Pameran-pameran properti secara offline atau fisik belum digelar lagi selama pandemi COVID-19, karena dapat menimbulkan kerumunan orang.
Ketua Umum DPP Realestat Indonesia (REI) Paulus Totok Lusida mengungkapkan, saat ini para pengembang atau developer lebih menggencarkan pameran online.
"Ya kita mau tidak mau menyesuaikan dengan pandemi COVID-19, kita lebih ke arah online. Pameran offline belum, pameran online rutin," kata Paulus kepada detikcom, Kamis (25/2/2021).
SCROLL TO CONTINUE WITH CONTENT
Senada, Country Manager Rumah123 Maria Herawati Manik mengatakan, saat ini memang para developer atau agen penjual properti lebih menggencarkan pameran online.
"Semua kan berpindah ke online. Jadi peluang itu memang banyak di online. Nah kalau dilihat segi usia sudah pasti milenial. Mereka sangat digital savvy. Nah berarti challenge-nya bagaimana mempresentasikan produk yang sesuai dengan target market dari developer, dan bagaimana menampilkan dengan selling point yang baik," tutur Maria ketika dihubungi secara terpisah.
Pameran offline memang bisa memicu kerumunan orang. Namun, menurutnya untuk membuka pameran properti offline berisiko sepi, terutama di mal.
"Kalau pameran itu kan biasanya di mal. Nah apalagi function hall, susah. Mungkin ada beberapa yang masih dibuka, tapi kita juga tidak bisa mengandalkan kunjungan orang. Dan memang sudah semakin sepi. Kita saja di Mal Kota Kasablanka sudah sangat sepi," jelas Maria.
Di pameran offline, agen atau developer biasanya memajang maket sebagai show unit atau percontohan uniy yang dijual. Namun, di pameran online kini rata-rata menggunakan animasi 3D atau 360 degree view.
"Makanya ada 3D, review rumah, 360 degree. Kan cara mempresentasikannya sudah beda. Kalau maket mesti lihat langsung, kalau ini lebih digital, lebih di 360, lebih live" imbuh Maria.
Lalu, bagaimana nasib para perajin maket yang biasa membuat miniatur untuk pameran-pameran properti?

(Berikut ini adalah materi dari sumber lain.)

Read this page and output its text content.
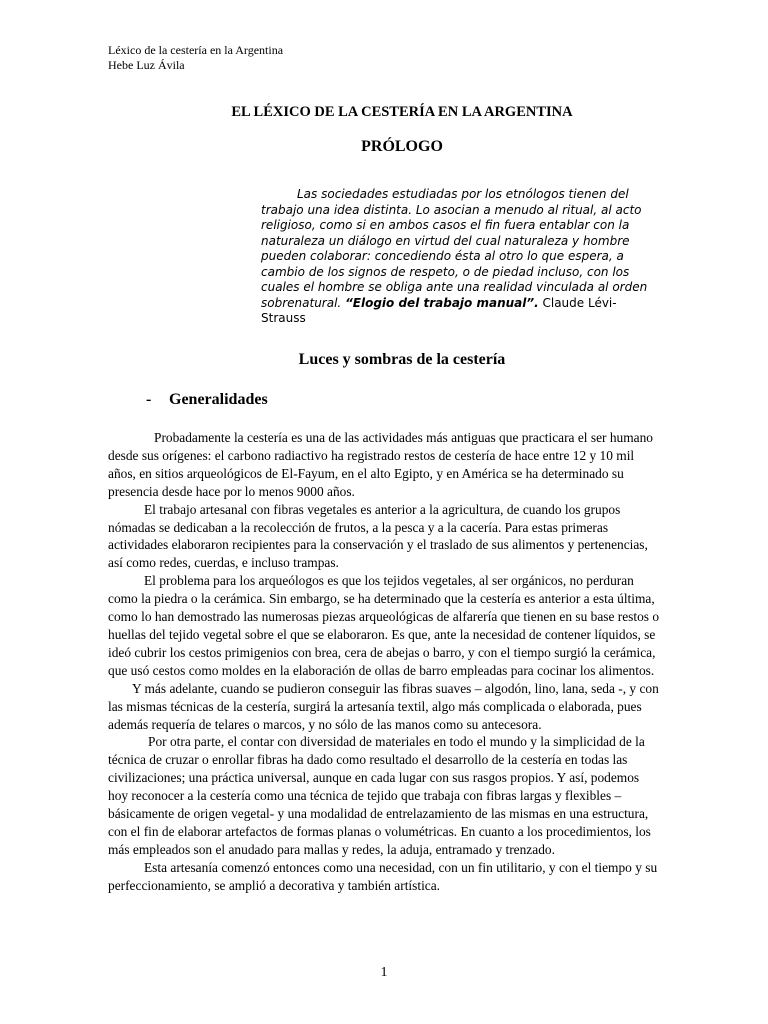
Léxico de la cestería en la Argentina
Hebe Luz Ávila
EL LÉXICO DE LA CESTERÍA EN LA ARGENTINA
PRÓLOGO
Las sociedades estudiadas por los etnólogos tienen del trabajo una idea distinta. Lo asocian a menudo al ritual, al acto religioso, como si en ambos casos el fin fuera entablar con la naturaleza un diálogo en virtud del cual naturaleza y hombre pueden colaborar: concediendo ésta al otro lo que espera, a cambio de los signos de respeto, o de piedad incluso, con los cuales el hombre se obliga ante una realidad vinculada al orden sobrenatural. “Elogio del trabajo manual”. Claude Lévi-Strauss
Luces y sombras de la cestería
- Generalidades

Probadamente la cestería es una de las actividades más antiguas que practicara el ser humano desde sus orígenes: el carbono radiactivo ha registrado restos de cestería de hace entre 12 y 10 mil años, en sitios arqueológicos de El-Fayum, en el alto Egipto, y en América se ha determinado su presencia desde hace por lo menos 9000 años.

El trabajo artesanal con fibras vegetales es anterior a la agricultura, de cuando los grupos nómadas se dedicaban a la recolección de frutos, a la pesca y a la cacería. Para estas primeras actividades elaboraron recipientes para la conservación y el traslado de sus alimentos y pertenencias, así como redes, cuerdas, e incluso trampas.

El problema para los arqueólogos es que los tejidos vegetales, al ser orgánicos, no perduran como la piedra o la cerámica. Sin embargo, se ha determinado que la cestería es anterior a esta última, como lo han demostrado las numerosas piezas arqueológicas de alfarería que tienen en su base restos o huellas del tejido vegetal sobre el que se elaboraron. Es que, ante la necesidad de contener líquidos, se ideó cubrir los cestos primigenios con brea, cera de abejas o barro, y con el tiempo surgió la cerámica, que usó cestos como moldes en la elaboración de ollas de barro empleadas para cocinar los alimentos.

Y más adelante, cuando se pudieron conseguir las fibras suaves – algodón, lino, lana, seda -, y con las mismas técnicas de la cestería, surgirá la artesanía textil, algo más complicada o elaborada, pues además requería de telares o marcos, y no sólo de las manos como su antecesora.

Por otra parte, el contar con diversidad de materiales en todo el mundo y la simplicidad de la técnica de cruzar o enrollar fibras ha dado como resultado el desarrollo de la cestería en todas las civilizaciones; una práctica universal, aunque en cada lugar con sus rasgos propios. Y así, podemos hoy reconocer a la cestería como una técnica de tejido que trabaja con fibras largas y flexibles –básicamente de origen vegetal- y una modalidad de entrelazamiento de las mismas en una estructura, con el fin de elaborar artefactos de formas planas o volumétricas. En cuanto a los procedimientos, los más empleados son el anudado para mallas y redes, la aduja, entramado y trenzado.

Esta artesanía comenzó entonces como una necesidad, con un fin utilitario, y con el tiempo y su perfeccionamiento, se amplió a decorativa y también artística.

1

Pemilik usaha maket Famous Studio Maket Jakarta Joglo Musanu Fadin (46), hal itu cukup berdampak pada bisnisnya. Ia yang biasa menerima 3-5 pesanan atau lebih, kini hanya menerima pesanan maket 1-2 per bulan, bahkan kerap kali tak ada pesanan sama sekali dalam 1 bulan.
"Ya otomatis terdampak, karena mereka kan pesan untuk jualan," kata Musanu ketika ditemui di kediamannya, Jakarta.

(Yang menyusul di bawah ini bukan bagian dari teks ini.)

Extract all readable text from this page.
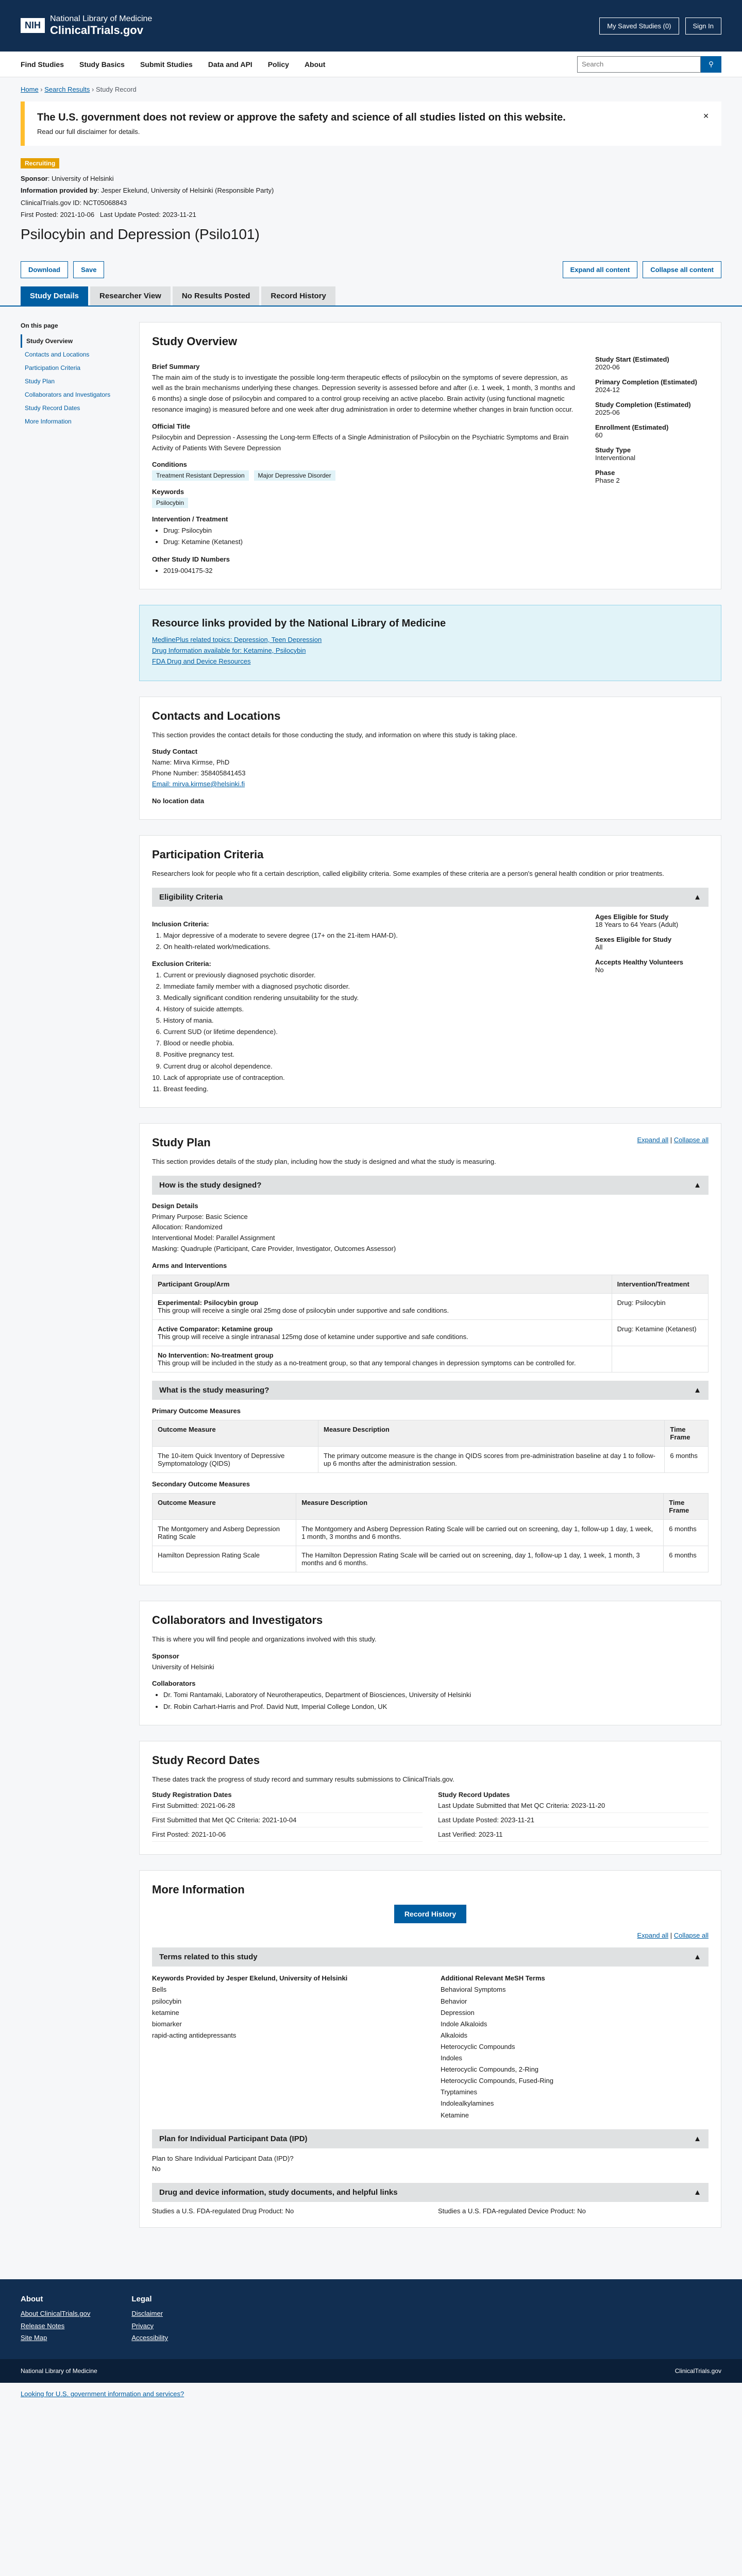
NIH
National Library of Medicine
ClinicalTrials.gov	My Saved Studies (0)	Sign In
Find Studies Study Basics Submit Studies Data and API Policy About
Search	⚲
Home › Search Results › Study Record
The U.S. government does not review or approve the safety and science of all studies listed on this website.

Read our full disclaimer for details.

✕
Recruiting
Sponsor: University of Helsinki
Information provided by: Jesper Ekelund, University of Helsinki (Responsible Party)
ClinicalTrials.gov ID: NCT05068843
First Posted: 2021-10-06   Last Update Posted: 2023-11-21
Psilocybin and Depression (Psilo101)
Download	Save	Expand all content	Collapse all content
Study Details	Researcher View	No Results Posted	Record History
On this page
Study Overview
Contacts and Locations
Participation Criteria
Study Plan
Collaborators and Investigators
Study Record Dates
More Information
Study Overview
Brief Summary

The main aim of the study is to investigate the possible long-term therapeutic effects of psilocybin on the symptoms of severe depression, as well as the brain mechanisms underlying these changes. Depression severity is assessed before and after (i.e. 1 week, 1 month, 3 months and 6 months) a single dose of psilocybin and compared to a control group receiving an active placebo. Brain activity (using functional magnetic resonance imaging) is measured before and one week after drug administration in order to determine whether changes in brain function occur.

Official Title

Psilocybin and Depression - Assessing the Long-term Effects of a Single Administration of Psilocybin on the Psychiatric Symptoms and Brain Activity of Patients With Severe Depression

Conditions
Treatment Resistant Depression Major Depressive Disorder
Keywords
Psilocybin
Intervention / Treatment
• Drug: Psilocybin
• Drug: Ketamine (Ketanest)
Other Study ID Numbers
• 2019-004175-32
Study Start (Estimated)
2020-06
Primary Completion (Estimated)
2024-12
Study Completion (Estimated)
2025-06
Enrollment (Estimated)
60
Study Type
Interventional
Phase
Phase 2
Resource links provided by the National Library of Medicine

MedlinePlus related topics: Depression, Teen Depression

Drug Information available for: Ketamine, Psilocybin

FDA Drug and Device Resources

Contacts and Locations

This section provides the contact details for those conducting the study, and information on where this study is taking place.

Study Contact

Name: Mirva Kirmse, PhD

Phone Number: 358405841453

Email: mirva.kirmse@helsinki.fi

No location data
Participation Criteria

Researchers look for people who fit a certain description, called eligibility criteria. Some examples of these criteria are a person's general health condition or prior treatments.

Eligibility Criteria	▲
Inclusion Criteria:
1. Major depressive of a moderate to severe degree (17+ on the 21-item HAM-D).
2. On health-related work/medications.
Exclusion Criteria:
1. Current or previously diagnosed psychotic disorder.
2. Immediate family member with a diagnosed psychotic disorder.
3. Medically significant condition rendering unsuitability for the study.
4. History of suicide attempts.
5. History of mania.
6. Current SUD (or lifetime dependence).
7. Blood or needle phobia.
8. Positive pregnancy test.
9. Current drug or alcohol dependence.
10. Lack of appropriate use of contraception.
11. Breast feeding.
Ages Eligible for Study
18 Years to 64 Years (Adult)
Sexes Eligible for Study
All
Accepts Healthy Volunteers
No
Study Plan	Expand all | Collapse all

This section provides details of the study plan, including how the study is designed and what the study is measuring.

How is the study designed?	▲
Design Details

Primary Purpose: Basic Science

Allocation: Randomized

Interventional Model: Parallel Assignment

Masking: Quadruple (Participant, Care Provider, Investigator, Outcomes Assessor)

Arms and Interventions
Participant Group/Arm	Intervention/Treatment
Experimental: Psilocybin group
This group will receive a single oral 25mg dose of psilocybin under supportive and safe conditions.	Drug: Psilocybin
Active Comparator: Ketamine group
This group will receive a single intranasal 125mg dose of ketamine under supportive and safe conditions.	Drug: Ketamine (Ketanest)
No Intervention: No-treatment group
This group will be included in the study as a no-treatment group, so that any temporal changes in depression symptoms can be controlled for.	
What is the study measuring?	▲
Primary Outcome Measures
Outcome Measure	Measure Description	Time Frame
The 10-item Quick Inventory of Depressive Symptomatology (QIDS)	The primary outcome measure is the change in QIDS scores from pre-administration baseline at day 1 to follow-up 6 months after the administration session.	6 months
Secondary Outcome Measures
Outcome Measure	Measure Description	Time Frame
The Montgomery and Asberg Depression Rating Scale	The Montgomery and Asberg Depression Rating Scale will be carried out on screening, day 1, follow-up 1 day, 1 week, 1 month, 3 months and 6 months.	6 months
Hamilton Depression Rating Scale	The Hamilton Depression Rating Scale will be carried out on screening, day 1, follow-up 1 day, 1 week, 1 month, 3 months and 6 months.	6 months
Collaborators and Investigators

This is where you will find people and organizations involved with this study.

Sponsor

University of Helsinki

Collaborators
• Dr. Tomi Rantamaki, Laboratory of Neurotherapeutics, Department of Biosciences, University of Helsinki
• Dr. Robin Carhart-Harris and Prof. David Nutt, Imperial College London, UK
Study Record Dates

These dates track the progress of study record and summary results submissions to ClinicalTrials.gov.

Study Registration Dates
First Submitted: 2021-06-28
First Submitted that Met QC Criteria: 2021-10-04
First Posted: 2021-10-06
Study Record Updates
Last Update Submitted that Met QC Criteria: 2023-11-20
Last Update Posted: 2023-11-21
Last Verified: 2023-11
More Information
Record History
Expand all | Collapse all
Terms related to this study	▲
Keywords Provided by Jesper Ekelund, University of Helsinki
Bells
psilocybin
ketamine
biomarker
rapid-acting antidepressants
Additional Relevant MeSH Terms
Behavioral Symptoms
Behavior
Depression
Indole Alkaloids
Alkaloids
Heterocyclic Compounds
Indoles
Heterocyclic Compounds, 2-Ring
Heterocyclic Compounds, Fused-Ring
Tryptamines
Indolealkylamines
Ketamine
Plan for Individual Participant Data (IPD)	▲

Plan to Share Individual Participant Data (IPD)?

No

Drug and device information, study documents, and helpful links	▲
Studies a U.S. FDA-regulated Drug Product: No	Studies a U.S. FDA-regulated Device Product: No
About
About ClinicalTrials.gov
Release Notes
Site Map
Legal
Disclaimer
Privacy
Accessibility
National Library of Medicine	ClinicalTrials.gov
Looking for U.S. government information and services?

Adapun pesanan-pesanan maket yang datang selama pandemi ialah untuk kebutuhan pembuatan gedung perkantoran, bukan proyek komersial seperti perumahan atau apartemen.
"Kecuali mereka untuk bangun-bangun apartemen, kantor, masih bisa. Atau gedung perkantoran, itu nggak seperti apartemen atau perumahan, itu kan harus dipamerkan. Kalau gedung-gedung perkantoran, atau rumah tinggal nggak perlu pameran. Karena mereka owner yang punya langsung," jelasnya.

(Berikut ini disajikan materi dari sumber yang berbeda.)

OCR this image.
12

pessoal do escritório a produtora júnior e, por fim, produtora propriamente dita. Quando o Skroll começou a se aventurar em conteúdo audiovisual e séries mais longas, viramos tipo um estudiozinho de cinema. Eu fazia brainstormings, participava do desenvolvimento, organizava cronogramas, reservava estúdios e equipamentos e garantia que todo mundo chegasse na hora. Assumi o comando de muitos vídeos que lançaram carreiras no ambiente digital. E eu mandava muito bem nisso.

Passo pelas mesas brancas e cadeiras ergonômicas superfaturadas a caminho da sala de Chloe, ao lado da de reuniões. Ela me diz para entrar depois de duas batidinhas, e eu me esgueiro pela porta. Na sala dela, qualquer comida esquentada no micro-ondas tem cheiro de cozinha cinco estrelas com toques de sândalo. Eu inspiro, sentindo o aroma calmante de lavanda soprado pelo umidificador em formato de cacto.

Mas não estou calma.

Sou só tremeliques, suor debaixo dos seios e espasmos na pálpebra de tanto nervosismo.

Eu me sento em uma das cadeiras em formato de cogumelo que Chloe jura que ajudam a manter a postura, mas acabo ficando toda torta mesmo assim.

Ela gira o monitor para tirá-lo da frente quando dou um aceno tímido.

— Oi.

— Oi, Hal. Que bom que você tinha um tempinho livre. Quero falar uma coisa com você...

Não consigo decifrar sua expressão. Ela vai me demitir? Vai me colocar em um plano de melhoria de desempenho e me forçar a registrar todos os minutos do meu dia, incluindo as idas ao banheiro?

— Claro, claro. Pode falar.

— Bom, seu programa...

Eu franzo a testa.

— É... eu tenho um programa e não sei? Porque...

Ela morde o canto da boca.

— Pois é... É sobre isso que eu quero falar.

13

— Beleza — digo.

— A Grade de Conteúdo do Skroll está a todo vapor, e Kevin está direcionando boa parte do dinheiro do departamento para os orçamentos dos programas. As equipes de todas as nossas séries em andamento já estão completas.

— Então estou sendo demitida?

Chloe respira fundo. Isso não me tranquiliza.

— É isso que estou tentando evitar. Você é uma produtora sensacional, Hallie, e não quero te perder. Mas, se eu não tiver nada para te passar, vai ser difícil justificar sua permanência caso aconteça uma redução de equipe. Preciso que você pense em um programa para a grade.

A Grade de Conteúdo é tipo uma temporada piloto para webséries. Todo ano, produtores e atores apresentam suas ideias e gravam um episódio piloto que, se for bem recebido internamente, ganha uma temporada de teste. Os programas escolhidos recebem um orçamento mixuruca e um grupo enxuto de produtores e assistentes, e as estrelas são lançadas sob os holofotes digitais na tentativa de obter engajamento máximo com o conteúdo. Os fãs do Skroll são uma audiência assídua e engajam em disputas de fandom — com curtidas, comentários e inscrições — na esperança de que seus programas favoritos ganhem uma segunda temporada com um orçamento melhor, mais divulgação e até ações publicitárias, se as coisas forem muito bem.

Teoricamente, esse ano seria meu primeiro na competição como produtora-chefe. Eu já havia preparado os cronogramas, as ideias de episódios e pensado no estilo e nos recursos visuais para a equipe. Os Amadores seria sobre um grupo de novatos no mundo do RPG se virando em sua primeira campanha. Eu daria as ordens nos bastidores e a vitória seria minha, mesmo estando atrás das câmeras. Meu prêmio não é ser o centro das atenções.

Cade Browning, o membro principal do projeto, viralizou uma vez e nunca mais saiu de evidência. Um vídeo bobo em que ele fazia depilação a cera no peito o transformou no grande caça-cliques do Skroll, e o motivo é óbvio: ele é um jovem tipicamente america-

Berbeda dengan Musanu, Ronny (39), pemilik usaha maket miniatur Prabu Pratama mengatakan tak adanya pameran properti tidak bergitu berdampak pada bisnisnya.
"Saya nggak mengandalkan pameran properti," kata Ronny ketika ditemui di kediamannya, di Jakarta.
Sebagian besar pelanggannya adalah konsultan arsitek atau kolektor. Pasalnya, selain maket miniatur, ia juga menerima pesanan diorama.
"Banyak kolektor buat diorama kereta. Lalu mal-mal buat sesi foto, kayak FujiFilm di Grand Indonesia saya buat juga. Ada kereta dan sebagainya. Jadi buat display. Beberapa kali juga saya terima pesanan diorama untuk beberapa museum di Jakarta," jelasnya.
Tak hanya itu, ia juga menerima pesanan tugas akhir mahasiswa.
"Kalau tugas akhir biasanya mahasiswa jurusan arsitek, interior. Atau anak biologi buat dummy tubuh manusia atau apa. Paling banyak mahasiswa arsitek itu dari Gunadarma, UNTAR, Trisakti, UI. Swasta banyak, UI juga banyak. UGM juga ada jauh-jauh ke sini," paparnya.
Meski tak terdampak langsung dari nihilnya pameran properti, bisnisnya sepi selama pandemi. Hampir 1 tahun pandemi, ia hanya menerima 2 pesanan maket dengan nilai yang kecil.